Reclaim Simplicity

The Midtown Raleigh Farmers Market is a producers-only event where you’ll enjoy meeting the people as much as sampling their food and wares.

By Beth Peterson
Photos by Lori Lay

There’s something about a farmers market that works like a tonic on our souls. From the moment we arrive, blood pressure seems to drop and each breath feels deeper. Why? Is it the mingling scents of earth and produce, calling to mind a simpler time, when entire days were spent outdoors? Is it the feel of a sun-warm tomato, heavy in our hands? Chances are, it’s the many reminders of our connection to the earth and to each other.

At the Midtown Raleigh Farmers Market, conveniently located in the Commons at North Hills, you’ll find all the charm and simplicity of a produce-centric farmers market right in the middle of one of Raleigh’s most popular shopping centers. Every Saturday from mid-April until early November, from 8am until noon, you can find a soul-nourishing combination of fresh air and live music serving as backdrop to the panoply of 40-plus tents. Along with traditional farmers market vendors and their rainbow displays of produce, you’ll marvel at the diversity of products curated for this weekly exhibition.

There is so much worth noticing here, but the air of welcome is what is hardest to miss. With smiles on their faces and pride in their eyes, the vendors invite visitors to slow down—to taste, smell, touch, or admire something truly unique, something that is defined by the person selling it.

The Midtown Raleigh Farmers Market is different than most farmers markets because it is a producers-only market, which means that everything you see was made or grown by the people whose smiles greet you when you pass their way.

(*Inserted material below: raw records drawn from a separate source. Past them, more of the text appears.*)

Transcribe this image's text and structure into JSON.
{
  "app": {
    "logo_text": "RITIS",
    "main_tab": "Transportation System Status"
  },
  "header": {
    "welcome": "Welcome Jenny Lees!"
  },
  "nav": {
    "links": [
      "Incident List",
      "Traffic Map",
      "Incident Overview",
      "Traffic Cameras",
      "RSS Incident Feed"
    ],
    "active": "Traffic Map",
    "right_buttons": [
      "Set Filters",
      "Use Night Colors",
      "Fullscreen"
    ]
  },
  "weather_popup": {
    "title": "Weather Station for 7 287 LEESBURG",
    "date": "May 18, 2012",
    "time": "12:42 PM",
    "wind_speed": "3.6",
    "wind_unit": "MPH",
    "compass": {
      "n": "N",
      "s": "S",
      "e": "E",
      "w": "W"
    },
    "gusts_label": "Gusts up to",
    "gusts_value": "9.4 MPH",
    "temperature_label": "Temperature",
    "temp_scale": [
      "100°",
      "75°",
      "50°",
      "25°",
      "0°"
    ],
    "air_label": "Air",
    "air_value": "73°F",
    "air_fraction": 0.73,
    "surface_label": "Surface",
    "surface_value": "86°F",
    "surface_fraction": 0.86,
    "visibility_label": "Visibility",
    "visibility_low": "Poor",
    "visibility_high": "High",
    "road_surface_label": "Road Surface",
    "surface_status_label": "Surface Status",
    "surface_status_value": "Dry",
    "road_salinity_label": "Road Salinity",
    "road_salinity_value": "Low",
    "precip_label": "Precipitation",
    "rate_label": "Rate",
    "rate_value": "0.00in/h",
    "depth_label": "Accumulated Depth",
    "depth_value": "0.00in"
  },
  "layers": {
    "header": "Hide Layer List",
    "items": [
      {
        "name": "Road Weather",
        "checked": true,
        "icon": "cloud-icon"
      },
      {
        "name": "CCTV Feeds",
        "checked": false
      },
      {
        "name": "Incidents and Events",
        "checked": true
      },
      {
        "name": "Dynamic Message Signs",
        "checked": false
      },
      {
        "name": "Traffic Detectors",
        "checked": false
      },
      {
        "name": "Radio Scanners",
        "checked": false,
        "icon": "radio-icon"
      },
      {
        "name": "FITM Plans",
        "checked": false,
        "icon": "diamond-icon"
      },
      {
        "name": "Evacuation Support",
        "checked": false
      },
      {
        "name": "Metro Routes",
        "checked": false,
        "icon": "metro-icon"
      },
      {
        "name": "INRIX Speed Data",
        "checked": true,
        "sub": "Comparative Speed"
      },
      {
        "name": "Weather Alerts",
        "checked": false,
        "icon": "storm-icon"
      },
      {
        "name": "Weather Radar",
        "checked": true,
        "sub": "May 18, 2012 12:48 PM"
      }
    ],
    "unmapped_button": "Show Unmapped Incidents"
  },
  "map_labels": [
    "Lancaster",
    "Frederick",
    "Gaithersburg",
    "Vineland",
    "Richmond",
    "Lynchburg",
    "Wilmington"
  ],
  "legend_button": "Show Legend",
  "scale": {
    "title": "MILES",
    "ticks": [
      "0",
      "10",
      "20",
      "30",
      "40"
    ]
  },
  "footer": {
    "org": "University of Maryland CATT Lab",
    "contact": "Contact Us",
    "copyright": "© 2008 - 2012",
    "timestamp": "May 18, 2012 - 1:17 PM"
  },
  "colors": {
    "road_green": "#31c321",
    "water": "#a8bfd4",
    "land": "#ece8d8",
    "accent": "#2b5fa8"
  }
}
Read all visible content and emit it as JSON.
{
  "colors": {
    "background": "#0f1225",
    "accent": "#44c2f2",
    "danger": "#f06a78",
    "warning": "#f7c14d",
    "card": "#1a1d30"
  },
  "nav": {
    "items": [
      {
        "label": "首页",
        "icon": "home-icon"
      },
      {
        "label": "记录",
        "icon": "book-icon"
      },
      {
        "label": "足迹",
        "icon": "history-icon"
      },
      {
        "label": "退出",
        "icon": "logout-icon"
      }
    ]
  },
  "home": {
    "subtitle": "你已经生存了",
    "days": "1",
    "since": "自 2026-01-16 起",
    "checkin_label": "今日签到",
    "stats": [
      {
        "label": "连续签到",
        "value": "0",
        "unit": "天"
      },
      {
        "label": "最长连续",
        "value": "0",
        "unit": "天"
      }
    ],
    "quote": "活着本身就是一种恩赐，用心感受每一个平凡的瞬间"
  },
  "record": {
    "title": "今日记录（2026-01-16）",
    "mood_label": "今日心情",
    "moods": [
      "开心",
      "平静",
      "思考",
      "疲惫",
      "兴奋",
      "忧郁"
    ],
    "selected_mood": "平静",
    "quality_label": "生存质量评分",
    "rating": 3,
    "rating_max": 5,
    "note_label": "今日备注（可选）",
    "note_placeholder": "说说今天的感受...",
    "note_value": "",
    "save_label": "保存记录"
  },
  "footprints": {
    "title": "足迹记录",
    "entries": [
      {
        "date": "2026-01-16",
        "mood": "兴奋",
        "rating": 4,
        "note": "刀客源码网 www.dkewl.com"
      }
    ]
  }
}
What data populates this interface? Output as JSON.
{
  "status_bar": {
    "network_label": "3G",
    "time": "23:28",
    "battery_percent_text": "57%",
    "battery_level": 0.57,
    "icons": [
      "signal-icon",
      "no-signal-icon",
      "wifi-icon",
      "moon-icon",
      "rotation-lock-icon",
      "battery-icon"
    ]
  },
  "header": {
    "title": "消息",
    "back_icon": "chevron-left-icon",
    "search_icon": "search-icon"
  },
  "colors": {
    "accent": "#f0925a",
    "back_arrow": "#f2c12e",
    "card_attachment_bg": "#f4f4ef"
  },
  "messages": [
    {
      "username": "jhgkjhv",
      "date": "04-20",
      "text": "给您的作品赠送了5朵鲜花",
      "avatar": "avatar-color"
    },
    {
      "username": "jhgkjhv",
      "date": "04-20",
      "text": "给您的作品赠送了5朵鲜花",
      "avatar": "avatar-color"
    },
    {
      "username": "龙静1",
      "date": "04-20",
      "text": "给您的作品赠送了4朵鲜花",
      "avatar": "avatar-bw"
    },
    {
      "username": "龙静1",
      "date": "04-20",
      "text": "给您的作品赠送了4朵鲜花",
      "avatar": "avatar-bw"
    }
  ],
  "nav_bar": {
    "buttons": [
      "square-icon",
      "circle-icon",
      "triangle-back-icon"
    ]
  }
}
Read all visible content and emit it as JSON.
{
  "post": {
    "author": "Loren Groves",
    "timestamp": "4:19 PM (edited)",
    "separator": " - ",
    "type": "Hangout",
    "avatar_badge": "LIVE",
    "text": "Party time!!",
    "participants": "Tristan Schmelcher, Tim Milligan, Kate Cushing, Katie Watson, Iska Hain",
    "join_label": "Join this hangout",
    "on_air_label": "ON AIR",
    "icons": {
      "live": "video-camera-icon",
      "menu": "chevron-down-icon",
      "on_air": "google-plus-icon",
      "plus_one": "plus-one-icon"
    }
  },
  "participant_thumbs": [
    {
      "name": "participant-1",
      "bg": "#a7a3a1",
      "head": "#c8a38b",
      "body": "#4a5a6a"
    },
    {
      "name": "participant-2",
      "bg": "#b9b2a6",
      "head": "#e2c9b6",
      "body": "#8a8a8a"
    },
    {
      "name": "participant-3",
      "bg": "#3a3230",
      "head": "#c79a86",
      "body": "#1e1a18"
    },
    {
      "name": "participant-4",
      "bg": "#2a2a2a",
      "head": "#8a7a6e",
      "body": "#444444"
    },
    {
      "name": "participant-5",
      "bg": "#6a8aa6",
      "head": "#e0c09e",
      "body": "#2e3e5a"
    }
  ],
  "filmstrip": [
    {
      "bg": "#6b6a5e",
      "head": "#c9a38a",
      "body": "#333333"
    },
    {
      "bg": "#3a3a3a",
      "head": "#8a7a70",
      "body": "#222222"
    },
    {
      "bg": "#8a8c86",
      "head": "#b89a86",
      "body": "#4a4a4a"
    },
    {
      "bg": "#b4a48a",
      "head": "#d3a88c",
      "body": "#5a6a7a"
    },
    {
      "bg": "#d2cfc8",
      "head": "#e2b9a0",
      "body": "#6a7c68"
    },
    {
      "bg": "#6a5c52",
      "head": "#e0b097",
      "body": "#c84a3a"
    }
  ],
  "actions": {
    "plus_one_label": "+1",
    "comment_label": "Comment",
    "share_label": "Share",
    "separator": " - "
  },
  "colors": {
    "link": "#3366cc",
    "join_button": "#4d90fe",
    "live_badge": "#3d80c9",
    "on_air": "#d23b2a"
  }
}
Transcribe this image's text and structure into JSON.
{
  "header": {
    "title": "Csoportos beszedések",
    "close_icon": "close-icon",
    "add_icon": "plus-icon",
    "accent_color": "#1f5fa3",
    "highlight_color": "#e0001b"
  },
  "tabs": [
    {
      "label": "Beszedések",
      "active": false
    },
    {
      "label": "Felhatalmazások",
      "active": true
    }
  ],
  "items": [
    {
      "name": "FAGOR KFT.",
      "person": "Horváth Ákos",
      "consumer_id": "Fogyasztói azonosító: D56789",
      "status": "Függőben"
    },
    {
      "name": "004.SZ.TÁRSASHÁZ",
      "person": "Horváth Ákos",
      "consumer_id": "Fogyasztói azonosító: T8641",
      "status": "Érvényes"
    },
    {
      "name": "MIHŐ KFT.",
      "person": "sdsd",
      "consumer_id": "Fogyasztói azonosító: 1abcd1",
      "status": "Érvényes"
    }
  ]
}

Slow down to speak to any of the 45 or so vendors, and you’ll feel like you’ve made a new friend. You’ll find out that Nancy, of Weathers Cheddars, sells homemade cheese straws, using the same recipe her mother used—which is probably the same recipe her mother’s mother used.

Lauren, of Wicked and Woven, sells scented soy candles and wearables. Some scents are woodsy while others are beachy or floral, but every scent has a name and a story to go with it.

Bobbie sells compost bins because she believes in reducing landfill waste. For similarly eco-minded people without the yardspace to compost, the organization compostnow.org offers easy answers.

Julie, who stands tucked a bit behind racks of gorgeous, handmade children’s dresses at the Crown Jules Clothing tent, will joyfully share the reason she started sewing at age 9, and why, if you buy one dress, she sends another to orphans in need.

Stop by the Michael’s English Muffins tent, and Izzy or Annabelle might tempt you to try a sample of the delightful baked paradox that is somehow both fluffy and chewy.

On and on the list goes: There’s Scott selling honey he harvests from hives scattered around Raleigh. Tharaa is selling mamool because her husband couldn’t stop making the delicate cookies after he discovered them on a trip to Egypt. And Patrick is selling beard oil he makes right in his own kitchen. There are makers of bath salts and painters of pet portraits. You can stock up on all manner of baby items, or find herbs, berries, and salsas to sample.

Even if the Midtown Raleigh Farmers Market wasn’t as conveniently located and easy to access as it is, this is one farmers market that is worth a special trip. But don’t just come for the food, or for the last-minute baby gifts. Come and be reminded that we are meant to live in community; that knowing the name of the lady who makes the cheese straws isn’t just good manners—it’s good for your soul. Oh, and in case you’ve forgotten, her name is Nancy.